Calling it as python embl2fasta_v3.3.py --help
will
print the following:
Usage: embl2fasta_v3.3.py [OPTIONS] EMBL_FILE FASTA_FILE
Convert EMBL_FILE to FASTA_FILE.
Options:
--help Show this message and exit.
A generic converter
We can now easily add some options to allow conversion between various formats, so that we don’t need to write a separate script for conversion from Genbank format, for example. (The function and parameter names should be updated too.)
# convert_seq_v1.py
from Bio import SeqIO
import click
@click.command()
@click.argument("in_file")
@click.argument("out_file")
@click.option("-f", "--in-format", default="embl", show_default=True)
@click.option("-t", "--out-format", default="fasta", show_default=True)
def convert_seq(in_file, in_format, out_file, out_format):
"""Convert IN_FILE in IN_FORMAT to OUT_FILE in OUT_FORMAT."""
SeqIO.convert(in_file, in_format, out_file, out_format)
if __name__ == "__main__":
convert_seq()
The help message now reads as follows:
Usage: convert_seq.py [OPTIONS] IN_FILE OUT_FILE
Convert IN_FILE in IN_FORMAT to OUT_FILE in OUT_FORMAT.
Options:
-f, --in-format TEXT [default: embl]
-t, --out-format TEXT [default: fasta]
--help Show this message and exit.
Try running, e.g.
$ python convert_seq.py -t genbank test.embl test.genbank
But what happens if an invalid format is used? We could either specify a list of accepted formats, or handle the errors.
Click can take a list of valid choices for options:
SEQ_FORMATS = ("fasta", "fastq", "embl", "genbank")
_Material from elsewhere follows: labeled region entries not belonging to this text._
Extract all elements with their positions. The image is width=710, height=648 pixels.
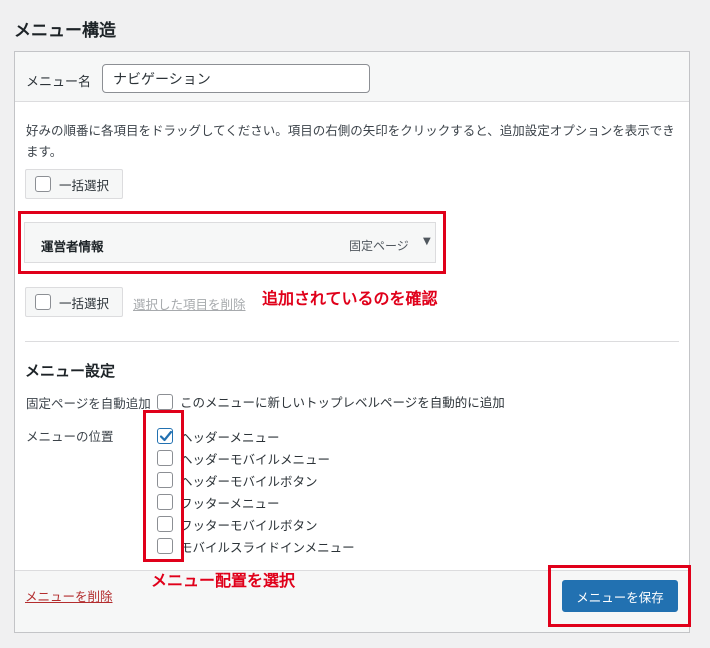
auto-add-option[interactable]: このメニューに新しいトップレベルページを自動的に追加 xyxy=(157,392,505,411)
menu-location-label: メニューの位置 xyxy=(26,429,114,444)
annotation-select-location: メニュー配置を選択 xyxy=(151,571,296,590)
location-header-mobile-button[interactable]: ヘッダーモバイルボタン xyxy=(157,469,355,491)
location-checkbox-checked[interactable] xyxy=(157,428,173,444)
divider xyxy=(25,341,679,342)
location-label: フッターモバイルボタン xyxy=(180,517,318,533)
menu-location-list: ヘッダーメニュー ヘッダーモバイルメニュー ヘッダーモバイルボタン フッターメニ… xyxy=(157,425,355,557)
location-checkbox[interactable] xyxy=(157,538,173,554)
location-checkbox[interactable] xyxy=(157,494,173,510)
drag-instructions: 好みの順番に各項目をドラッグしてください。項目の右側の矢印をクリックすると、追加… xyxy=(26,123,675,159)
annotation-added-confirm: 追加されているのを確認 xyxy=(262,289,438,308)
location-checkbox[interactable] xyxy=(157,516,173,532)
checkmark-icon xyxy=(159,430,173,442)
location-label: フッターメニュー xyxy=(180,495,280,511)
menu-item-operator-info[interactable]: 運営者情報 固定ページ ▼ xyxy=(24,222,436,263)
bulk-select-checkbox[interactable] xyxy=(35,294,51,310)
bulk-select-top[interactable]: 一括選択 xyxy=(25,169,123,199)
location-header-mobile-menu[interactable]: ヘッダーモバイルメニュー xyxy=(157,447,355,469)
menu-item-type: 固定ページ xyxy=(349,239,409,253)
bulk-select-bottom[interactable]: 一括選択 xyxy=(25,287,123,317)
auto-add-option-label: このメニューに新しいトップレベルページを自動的に追加 xyxy=(180,395,505,410)
location-label: モバイルスライドインメニュー xyxy=(180,539,355,555)
location-checkbox[interactable] xyxy=(157,450,173,466)
menu-item-title: 運営者情報 xyxy=(41,239,104,254)
location-label: ヘッダーメニュー xyxy=(180,429,280,445)
auto-add-checkbox[interactable] xyxy=(157,393,173,410)
menu-settings-title: メニュー設定 xyxy=(25,362,116,380)
location-checkbox[interactable] xyxy=(157,472,173,488)
location-label: ヘッダーモバイルメニュー xyxy=(180,451,331,467)
bulk-select-label: 一括選択 xyxy=(59,295,110,311)
location-label: ヘッダーモバイルボタン xyxy=(180,473,318,489)
location-header-menu[interactable]: ヘッダーメニュー xyxy=(157,425,355,447)
location-footer-mobile-button[interactable]: フッターモバイルボタン xyxy=(157,513,355,535)
remove-selected-link[interactable]: 選択した項目を削除 xyxy=(133,294,246,313)
menu-name-header: メニュー名 xyxy=(15,52,689,102)
menu-structure-panel: メニュー名 好みの順番に各項目をドラッグしてください。項目の右側の矢印をクリック… xyxy=(14,51,690,633)
location-mobile-slidein-menu[interactable]: モバイルスライドインメニュー xyxy=(157,535,355,557)
bulk-select-label: 一括選択 xyxy=(59,177,110,193)
delete-menu-link[interactable]: メニューを削除 xyxy=(25,586,113,605)
save-menu-button[interactable]: メニューを保存 xyxy=(562,580,678,612)
bulk-select-checkbox[interactable] xyxy=(35,176,51,192)
triangle-down-icon[interactable]: ▼ xyxy=(423,236,431,247)
page-title: メニュー構造 xyxy=(14,21,116,41)
menu-name-label: メニュー名 xyxy=(26,75,92,90)
location-footer-menu[interactable]: フッターメニュー xyxy=(157,491,355,513)
auto-add-label: 固定ページを自動追加 xyxy=(26,396,151,411)
menu-name-input[interactable] xyxy=(102,64,370,93)
menu-footer: メニューを削除 メニューを保存 xyxy=(15,570,689,632)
@click.option("-f", "--in-format", default="embl", show_default=True,
type=click.Choice(SEQ_FORMATS))
@click.option("-t", "--out-format", default="fasta", show_default=True,
type=click.Choice(SEQ_FORMATS))
However, if Bio.SeqIO
starts supporting additional
formats, this list would have to be updated manually.
Instead, we could allow any input into the script and catch
Bio.SeqIO
’s own error:
import sys
def convert_seq(in_file, in_format, out_file, out_format):
try:
SeqIO.convert(in_file, in_format, out_file, out_format)
except ValueError as err:
sys.exit("Error: %s" % e)
Let’s assume we know all the formats we expect to deal with, and go with the first option.
Logging
Finally, let’s have the script produce some status messages to
stderr
. We’ll use the logging
module in the
standard library to produce the log and click.style()
to
colourize the output.
Here is the final script:
# convert_seq_v2.py
import logging
import sys
from Bio import SeqIO
import click
SEQ_FORMATS = ("fasta", "fastq", "embl", "genbank")
logging.basicConfig(
level=logging.INFO,
datefmt="%Y-%m-%d %X",
format="%(asctime)s %(levelname)s %(message)s",
)
@click.command()
@click.argument("in_file")
@click.argument("out_file")
@click.option("-f", "--in-format", type=click.Choice(SEQ_FORMATS),
default="embl", show_default=True)
@click.option("-t", "--out-format", type=click.Choice(SEQ_FORMATS),
default="fasta", show_default=True)
def convert_seq(in_file, in_format, out_file, out_format):
"""Convert IN_FILE in IN_FORMAT to OUT_FILE in OUT_FORMAT."""
logging.info(
click.style("Converting %s from %s to %s", fg="green"),
in_file, in_format, out_format,
)
try:
SeqIO.convert(in_file, in_format, out_file, out_format)
except Exception as err:
logging.error(click.style("%s", fg="red"), err)
sys.exit()
else:
logging.info(
click.style("Output written to %s", fg="green"),
out_file,
)
if __name__ == "__main__":
convert_seq()
To trigger the error handling, try converting our dummy EMBL, which doesn’t contain any quality values, into FastQ format:
$ python convert_seq_v2.py -t fastq test.embl test.fq
2015-07-04 07:35:27 INFO Converting test.embl from embl to fastq
2015-07-04 07:35:27 ERROR No suitable quality scores found in ↩
↪ letter_annotations of SeqRecord (id=1).